Significantly, McConnell concedes another potential reason for her termination. McConnell admits Dos Santos could have terminated her employment because he disliked her. Def. 56.1 Facts, Ex. A at 366. McConnell concedes Dos Santos did not appreciate being challenged, and McConnell admits challenging him on several occasions. Id. at ¶ 85. At her deposition, McConnell was asked if she would have been terminated if she was younger. Her response was: "I have no idea." Id., Ex. A at 91. McConnell's admissions demonstrate she is not convinced Ritz-Carlton terminated her employment because of her age. While McConnell may disagree with Dos Santos' assessment of her performance, "[t]his court does not sit as a super-personnel department that reexamines an entity's business decisions." Dale v. Chicago Tribune, Co., 797 F.2d 458, 464 (7th Cir. 1986).

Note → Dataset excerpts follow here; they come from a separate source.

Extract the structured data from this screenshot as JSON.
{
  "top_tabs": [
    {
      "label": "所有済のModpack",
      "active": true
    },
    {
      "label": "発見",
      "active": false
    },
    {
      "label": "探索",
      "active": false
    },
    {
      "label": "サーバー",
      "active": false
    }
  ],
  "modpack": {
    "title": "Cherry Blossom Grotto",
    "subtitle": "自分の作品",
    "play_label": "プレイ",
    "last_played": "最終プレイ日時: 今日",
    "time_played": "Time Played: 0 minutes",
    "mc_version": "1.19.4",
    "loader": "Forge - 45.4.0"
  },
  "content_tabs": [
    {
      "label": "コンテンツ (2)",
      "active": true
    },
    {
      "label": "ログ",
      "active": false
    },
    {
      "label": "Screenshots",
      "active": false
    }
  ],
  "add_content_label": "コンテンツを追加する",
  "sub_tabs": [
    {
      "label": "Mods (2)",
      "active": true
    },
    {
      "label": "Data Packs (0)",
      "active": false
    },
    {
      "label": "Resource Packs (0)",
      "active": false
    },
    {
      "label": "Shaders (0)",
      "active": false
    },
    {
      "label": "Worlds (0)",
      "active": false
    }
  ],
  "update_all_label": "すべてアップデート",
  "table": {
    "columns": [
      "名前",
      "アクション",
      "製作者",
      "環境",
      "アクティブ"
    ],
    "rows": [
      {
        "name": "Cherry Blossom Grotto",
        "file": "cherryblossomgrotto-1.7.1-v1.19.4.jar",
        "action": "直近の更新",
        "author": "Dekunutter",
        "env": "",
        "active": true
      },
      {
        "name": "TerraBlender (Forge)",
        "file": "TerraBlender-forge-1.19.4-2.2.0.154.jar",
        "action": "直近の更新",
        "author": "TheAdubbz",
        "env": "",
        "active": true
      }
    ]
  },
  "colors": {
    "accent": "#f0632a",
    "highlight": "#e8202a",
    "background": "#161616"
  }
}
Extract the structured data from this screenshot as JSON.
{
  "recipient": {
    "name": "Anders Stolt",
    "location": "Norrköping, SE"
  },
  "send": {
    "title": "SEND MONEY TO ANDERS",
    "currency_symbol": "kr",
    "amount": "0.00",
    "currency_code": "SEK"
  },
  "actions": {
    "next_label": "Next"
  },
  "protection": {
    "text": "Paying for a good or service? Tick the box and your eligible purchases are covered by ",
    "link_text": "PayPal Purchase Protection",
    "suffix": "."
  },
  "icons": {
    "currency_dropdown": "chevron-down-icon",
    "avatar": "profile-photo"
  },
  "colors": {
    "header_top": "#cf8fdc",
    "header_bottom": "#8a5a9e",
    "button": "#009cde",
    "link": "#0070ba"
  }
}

Other aspects of McConnell's employment are instructive. Dos Santos is two years older than McConnell. Where the primary decision-maker is older than the plaintiff, it is unlikely he discriminated based on age. Mills, 83 F.3d at 842. McConnell was hired and discharged by Dos Santos, Kelly, and Jensen. Where the same individuals hired and fired a plaintiff, there is a presumption of nondiscrimination. Roberts v. Seperators, Inc., 172 F.3d 448, 452 (7th Cir. 1999); Chiaramonte v. Fashion Bed Gp., 129 F.3d 391, 399 (7th Cir. 1999) (same). At the time of her hiring, Dos Santos expressly informed McConnell she was selected for the position because of her age. Dos Santos believed McConnell would remain at the club for an extended period of time. Def. 56.1 Facts, Ex. A at 332. Because McConnell's age was considered a positive factor, it is unlikely Ritz-Carlton discriminated based on age. Beatty v. Wood, 204 F.3d 713, 716 (7th Cir. 2000). McConnell fails to raise a genuine issue Ritz-Carlton's proffered reason for her termination is pretextual. Accordingly, summary judgment must be granted on McConnell's age discrimination claim.
CONCLUSION
The motion for summary judgment is granted.